The Java program below provides an implementation of KeyListener. The KeyListener listens for when a key is pressed, typed, and released (in that order). Unlike the ActionListener interface that was shown earlier, the KeyListener has 3 methods that developers must implement in their event handler class: keyPressed(KeyEvent e), keyReleased(KeyEvent e), and keyTyped(KeyEvent e).

Below is an example of how to use KeyListener in Java:

import javax.swing.*;
import java.awt.*;
import java.awt.event.*;
 
public class KeyStrokeEvent implements KeyListener{
 
   JFrame frame = new JFrame();
   TextField txtFld = new TextField(25);
 
   KeyStrokeEvent(){
 
       txtFld.addKeyListener(this);
 
       frame.add(txtFld);
       frame.setDefaultCloseOperation(JFrame.EXIT_ON_CLOSE);
       frame.setSize(350,425);
       frame.setLocationRelativeTo(null);
       frame.setVisible(true);
   }
 
   public void keyPressed(KeyEvent e) {
       System.out.println("KEY PRESSED: " + e.KEY_PRESSED);
   }
 
   public void keyReleased(KeyEvent e) {
       // some code here
   }
 
   public void keyTyped(KeyEvent e) {
       // provide an implementation here
   }
  
   public static void main(String args[]){
 
       KeyStrokeEvent PressKey = new KeyStrokeEvent();
  
   }
}

The above program outputs the statement KEY PRESSED: 401 whenever a key is pressed. The value 401 is a static field that belongs to the KeyEvent class. This class has over 20 constant fields whose values you can look up here.

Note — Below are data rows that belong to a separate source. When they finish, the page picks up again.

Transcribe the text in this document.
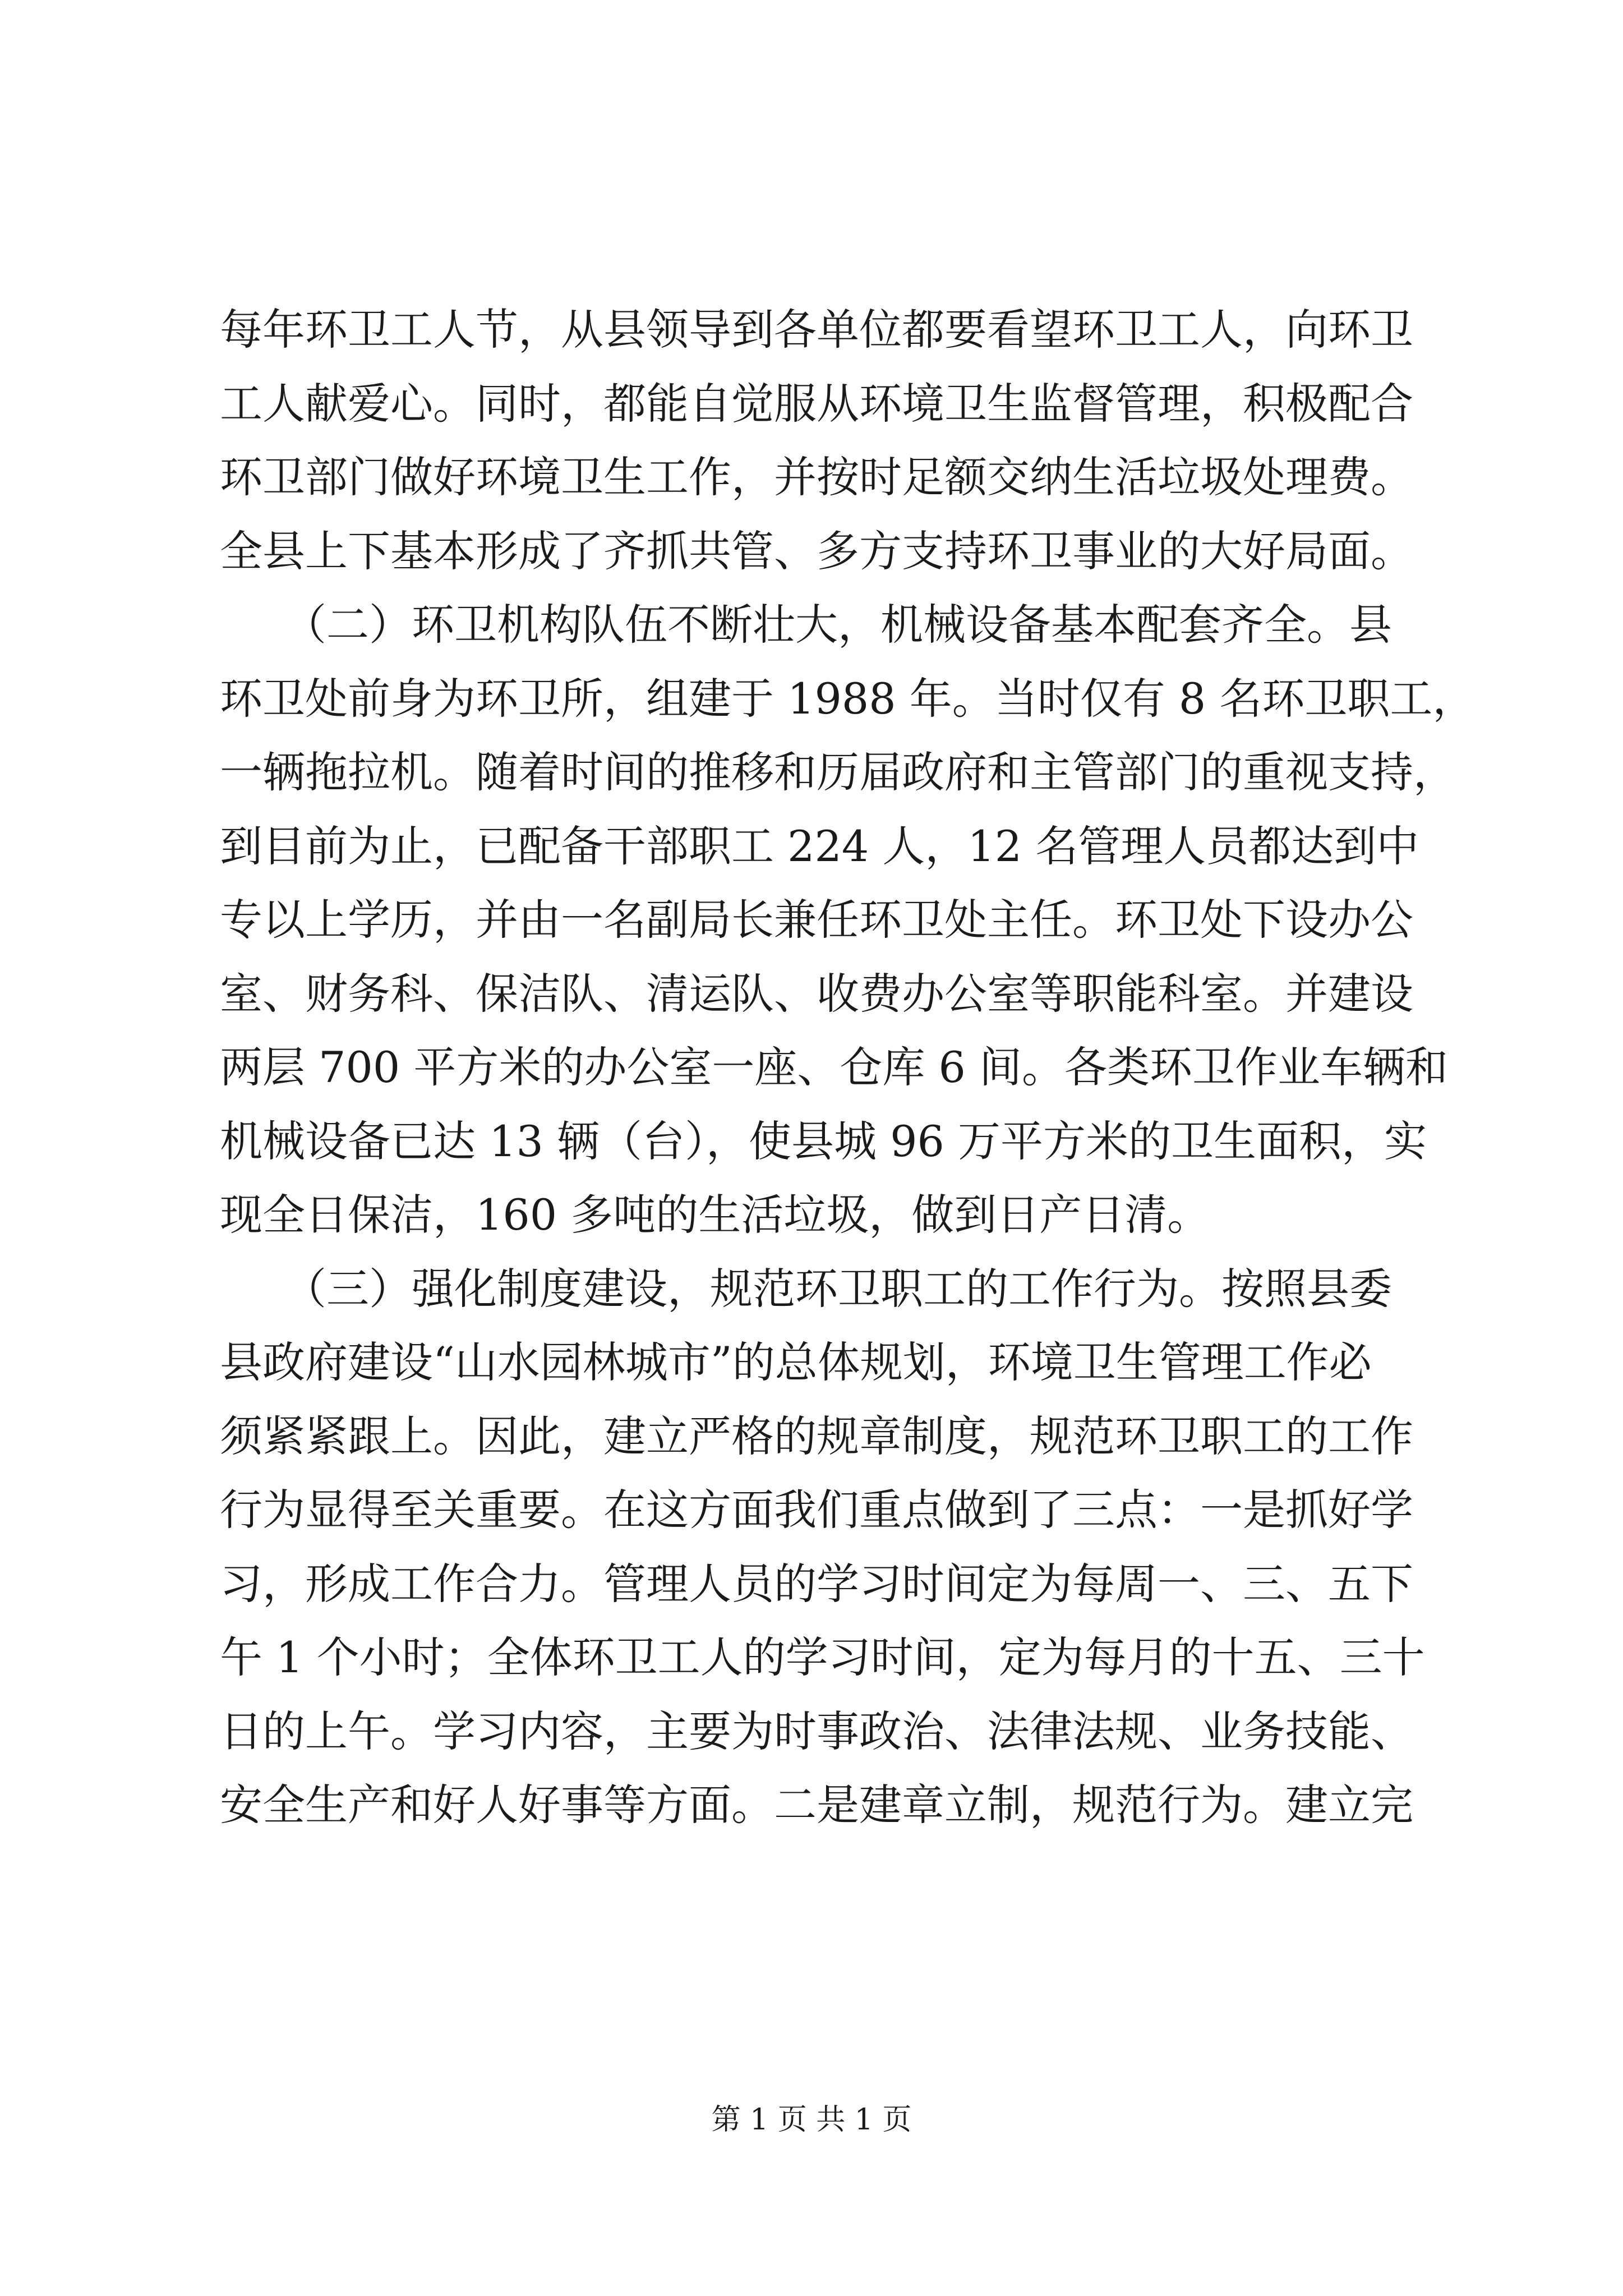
每年环卫工人节，从县领导到各单位都要看望环卫工人，向环卫
工人献爱心。同时，都能自觉服从环境卫生监督管理，积极配合
环卫部门做好环境卫生工作，并按时足额交纳生活垃圾处理费。
全县上下基本形成了齐抓共管、多方支持环卫事业的大好局面。
　　（二）环卫机构队伍不断壮大，机械设备基本配套齐全。县
环卫处前身为环卫所，组建于 1988 年。当时仅有 8 名环卫职工，
一辆拖拉机。随着时间的推移和历届政府和主管部门的重视支持，
到目前为止，已配备干部职工 224 人，12 名管理人员都达到中
专以上学历，并由一名副局长兼任环卫处主任。环卫处下设办公
室、财务科、保洁队、清运队、收费办公室等职能科室。并建设
两层 700 平方米的办公室一座、仓库 6 间。各类环卫作业车辆和
机械设备已达 13 辆（台），使县城 96 万平方米的卫生面积，实
现全日保洁，160 多吨的生活垃圾，做到日产日清。
　　（三）强化制度建设，规范环卫职工的工作行为。按照县委
县政府建设“山水园林城市”的总体规划，环境卫生管理工作必
须紧紧跟上。因此，建立严格的规章制度，规范环卫职工的工作
行为显得至关重要。在这方面我们重点做到了三点：一是抓好学
习，形成工作合力。管理人员的学习时间定为每周一、三、五下
午 1 个小时；全体环卫工人的学习时间，定为每月的十五、三十
日的上午。学习内容，主要为时事政治、法律法规、业务技能、
安全生产和好人好事等方面。二是建章立制，规范行为。建立完
第 1 页 共 1 页
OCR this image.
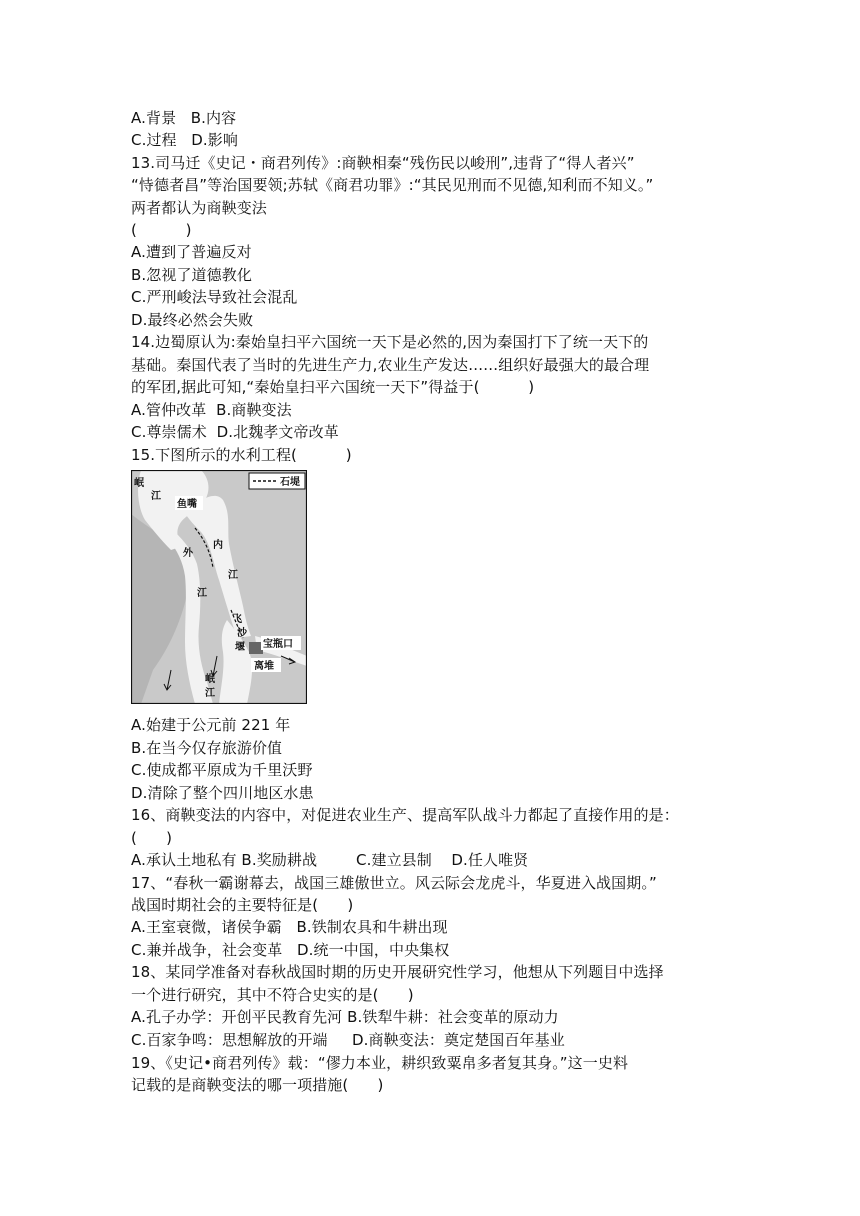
A.背景   B.内容
C.过程   D.影响
13.司马迁《史记・商君列传》:商鞅相秦“残伤民以峻刑”,违背了“得人者兴”
“恃德者昌”等治国要领;苏轼《商君功罪》:“其民见刑而不见德,知利而不知义。”
两者都认为商鞅变法
(          )
A.遭到了普遍反对
B.忽视了道德教化
C.严刑峻法导致社会混乱
D.最终必然会失败
14.边蜀原认为:秦始皇扫平六国统一天下是必然的,因为秦国打下了统一天下的
基础。秦国代表了当时的先进生产力,农业生产发达……组织好最强大的最合理
的军团,据此可知,“秦始皇扫平六国统一天下”得益于(          )
A.管仲改革  B.商鞅变法
C.尊崇儒术  D.北魏孝文帝改革
15.下图所示的水利工程(          )
A.始建于公元前 221 年
B.在当今仅存旅游价值
C.使成都平原成为千里沃野
D.清除了整个四川地区水患
16、商鞅变法的内容中，对促进农业生产、提高军队战斗力都起了直接作用的是：
(      )
A.承认土地私有 B.奖励耕战        C.建立县制    D.任人唯贤
17、“春秋一霸谢幕去，战国三雄傲世立。风云际会龙虎斗，华夏进入战国期。”
战国时期社会的主要特征是(      )
A.王室衰微，诸侯争霸   B.铁制农具和牛耕出现
C.兼并战争，社会变革   D.统一中国，中央集权
18、某同学准备对春秋战国时期的历史开展研究性学习，他想从下列题目中选择
一个进行研究，其中不符合史实的是(      )
A.孔子办学：开创平民教育先河 B.铁犁牛耕：社会变革的原动力
C.百家争鸣：思想解放的开端     D.商鞅变法：奠定楚国百年基业
19、《史记•商君列传》载：“僇力本业，耕织致粟帛多者复其身。”这一史料
记载的是商鞅变法的哪一项措施(      )
石堤
岷
江
鱼嘴
内
江
外
江
飞
沙
堰 宝瓶口
离堆
岷
江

Notice that you have to provide the implementation for all three methods of the KeyEvent class. Otherwise, you will get a compilation error. This particular property is not particularly suitable, especially if you are only interested in implementing just one method. For some listeners, like the MouseListener, you will need to implement all five of its methods.

Java provides developers with adapter classes to help you overcome this. The adapter class, by default, defines the other unused methods. The adapter class for KeyEvent is KeyAdapter.

Here’s is a code example showing how to use an adapter class in Java (only one method is implemented):

import javax.swing.*;
import java.awt.*;
import java.awt.event.*;
 
public class KeyAdapterDemo extends KeyAdapter{
 
   JFrame frame = new JFrame();
   TextField txtFld = new TextField(20);
 
   KeyAdapterDemo(){
 
       txtFld.addKeyListener(this);
 
       frame.add(txtFld);
       frame.setDefaultCloseOperation(JFrame.EXIT_ON_CLOSE);
       frame.setSize(420,340);
       frame.setLocationRelativeTo(null);
       frame.setVisible(true);
   }
 
   public void keyPressed(KeyEvent e) {
       int keyCode = e.getKeyCode();
       System.out.println("You pressed :" + e.getKeyText(keyCode));
   }
  
   public static void main(String args[]){
       KeyAdapterDemo myKey = new KeyAdapterDemo();
  
   }
}

The above program prints whichever key you press.

Final Thoughts on Event Listeners in Java

Generally, the goal is to ensure that your Java programs respond to events as fast as possible. Therefore, in whatever design you undertake, ensure that your Java applications respond quickly to events.